Problem in refreshing a text editor (gedit) for scanned pdf

anespa · May 27, 2016, 5:08am

Dear Friends,
I am using Ubuntu 15.10, 34 bit system. I added a Nautilus-Actions script in shell script to convert PDF files to text. There are 2 types of PDF

Scanned PDF -- Not OCR type -- When I convert it to text it work , but as the part it must (text file) open in gedit . But I can see a blank file
eventhough it came in real file...
For Normal PDF (searcable one) -- it works fine

I add my code for your reference ... please advise what I do to avoid this issue..

#!/bin/bash
cd $1
if [[ $2 = *.pdf ]]; then
  #echo pdf > "anes.txt"
  MYFONTS=$(pdffonts -l 5 "$3" | tail -n +3 | cut -d' ' -f1 | sort | uniq)
  if [ "$MYFONTS" = '' ] || [ "$MYFONTS" = '[none]' ]; then
    #Scanned PDF
    convert -density 300 "$3" "${3%.*}.tiff"
    tesseract "${3%.*}.tiff" "$3"
    sleep 2
    rm -f "${3%.*}.tiff"
    gedit "${3/%.*}.txt"
  else
    pdftotext "$3"
    gedit "${3/%.pdf/.txt}"
  fi
elif [[ $2 = *.tif ]] ||  [[ $2 = *.tiff ]] || [[ $2 = *.jpg ]] || [[ $2 = *.jpeg ]] || [[ $2 = *.png ]] || [[ $2 = *.gif ]]; then
   tesseract "$3" "${3%.*}"
   gedit "${3/%.*}.txt"
else
  # Not implemented case...
  #echo Nothing to do > "anes.txt"
fi

Waiting for your fast response

Thanks

Anes

Corona688 · May 27, 2016, 11:19am

Just because you had a real file doesn't mean it had real contents. If it's a scanned PDF, something has to do optical character recogntion, and pdf2text does not. Hence the PDF's you get are empty.

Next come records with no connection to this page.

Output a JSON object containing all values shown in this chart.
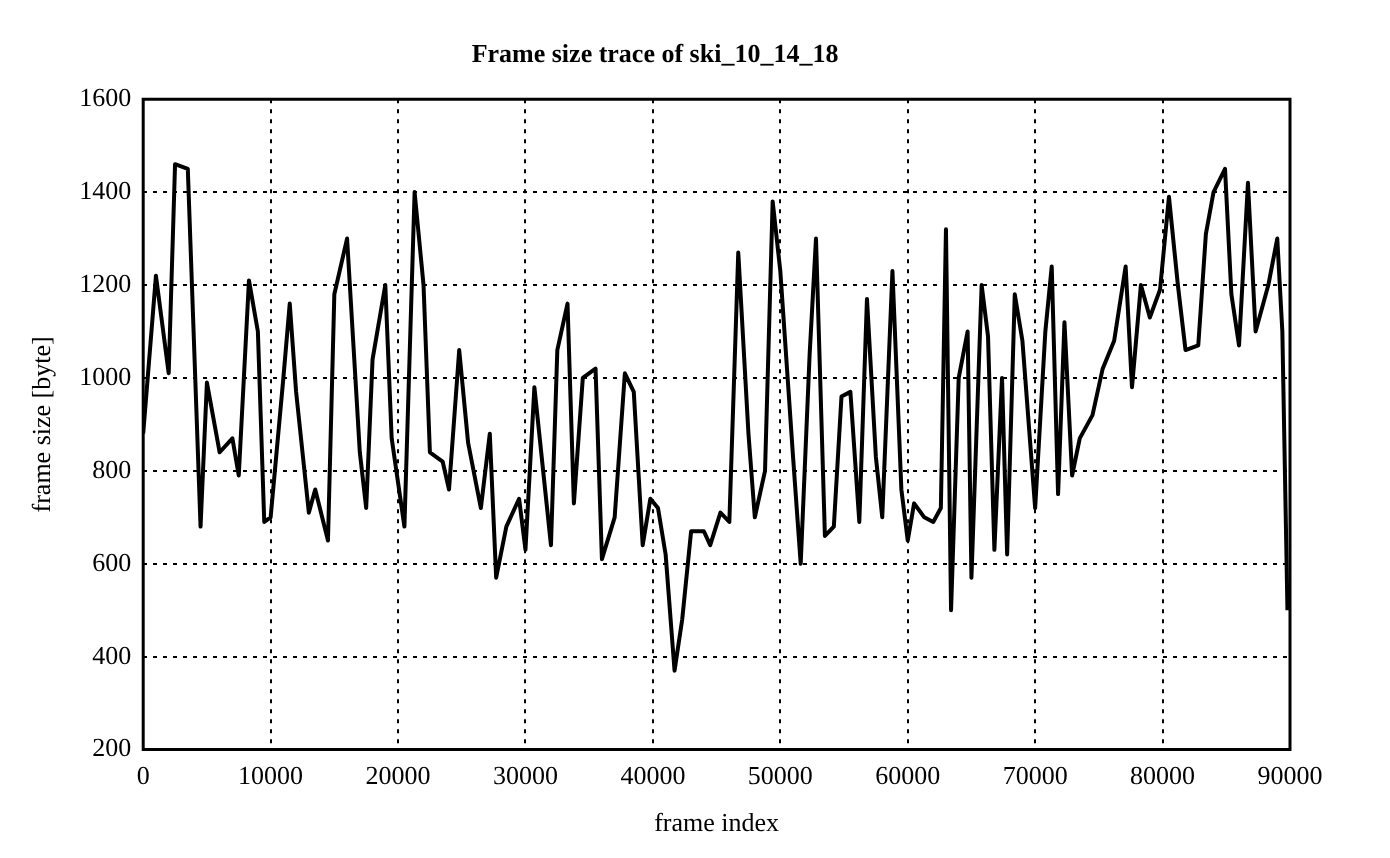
{
  "chart_data": {
    "type": "line",
    "title": "Frame size trace of ski_10_14_18",
    "xlabel": "frame index",
    "ylabel": "frame size [byte]",
    "x": [
      0,
      1000,
      2000,
      2500,
      3500,
      4500,
      5000,
      6000,
      7000,
      7500,
      8300,
      9000,
      9500,
      10000,
      11000,
      11500,
      12000,
      13000,
      13500,
      14500,
      15000,
      16000,
      17000,
      17500,
      18000,
      19000,
      19500,
      20500,
      21300,
      22000,
      22500,
      23500,
      24000,
      24800,
      25500,
      26500,
      27200,
      27700,
      28500,
      29500,
      30000,
      30700,
      32000,
      32500,
      33300,
      33800,
      34500,
      35500,
      36000,
      37000,
      37800,
      38500,
      39200,
      39800,
      40400,
      41000,
      41700,
      42300,
      43000,
      44000,
      44500,
      45300,
      46000,
      46700,
      47500,
      48000,
      48800,
      49400,
      50000,
      51000,
      51600,
      52300,
      52800,
      53500,
      54200,
      54800,
      55500,
      56200,
      56800,
      57500,
      58000,
      58800,
      59500,
      60000,
      60500,
      61300,
      62000,
      62600,
      63000,
      63400,
      64000,
      64700,
      65000,
      65800,
      66300,
      66800,
      67400,
      67800,
      68400,
      69000,
      70000,
      70800,
      71300,
      71800,
      72300,
      72900,
      73500,
      74500,
      75300,
      76200,
      77100,
      77600,
      78300,
      79000,
      79800,
      80500,
      81200,
      81800,
      82800,
      83400,
      84000,
      84900,
      85400,
      86000,
      86700,
      87300,
      88300,
      89000,
      89400,
      89800
    ],
    "series": [
      {
        "color": "#000000",
        "values": [
          880,
          1220,
          1010,
          1460,
          1450,
          680,
          990,
          840,
          870,
          790,
          1210,
          1100,
          690,
          700,
          1000,
          1160,
          970,
          710,
          760,
          650,
          1180,
          1300,
          840,
          720,
          1040,
          1200,
          870,
          680,
          1400,
          1200,
          840,
          820,
          760,
          1060,
          860,
          720,
          880,
          570,
          680,
          740,
          630,
          980,
          640,
          1060,
          1160,
          730,
          1000,
          1020,
          610,
          700,
          1010,
          970,
          640,
          740,
          720,
          620,
          370,
          480,
          670,
          670,
          640,
          710,
          690,
          1270,
          880,
          700,
          800,
          1380,
          1230,
          830,
          600,
          1050,
          1300,
          660,
          680,
          960,
          970,
          690,
          1170,
          830,
          700,
          1230,
          760,
          650,
          730,
          700,
          690,
          720,
          1320,
          500,
          1000,
          1100,
          570,
          1200,
          1090,
          630,
          1000,
          620,
          1180,
          1080,
          720,
          1100,
          1240,
          750,
          1120,
          790,
          870,
          920,
          1020,
          1080,
          1240,
          980,
          1200,
          1130,
          1190,
          1390,
          1200,
          1060,
          1070,
          1310,
          1400,
          1450,
          1180,
          1070,
          1420,
          1100,
          1200,
          1300,
          1100,
          500
        ]
      }
    ],
    "xlim": [
      0,
      90000
    ],
    "xticks": [
      0,
      10000,
      20000,
      30000,
      40000,
      50000,
      60000,
      70000,
      80000,
      90000
    ],
    "ylim": [
      200,
      1600
    ],
    "yticks": [
      200,
      400,
      600,
      800,
      1000,
      1200,
      1400,
      1600
    ],
    "grid": true,
    "legend": false,
    "marker": "none",
    "line_style": "solid"
  }
}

neutronscott · May 27, 2016, 11:58am

It's not clear what $2 and $3 are ..

It looks like you convert $3, so I assume that's file.pdf

tesseract's output would be in file.pdf.txt since you didn't use ${3%.*} as you did elsewhere. But then you try to open ${3/%.*}.txt instead...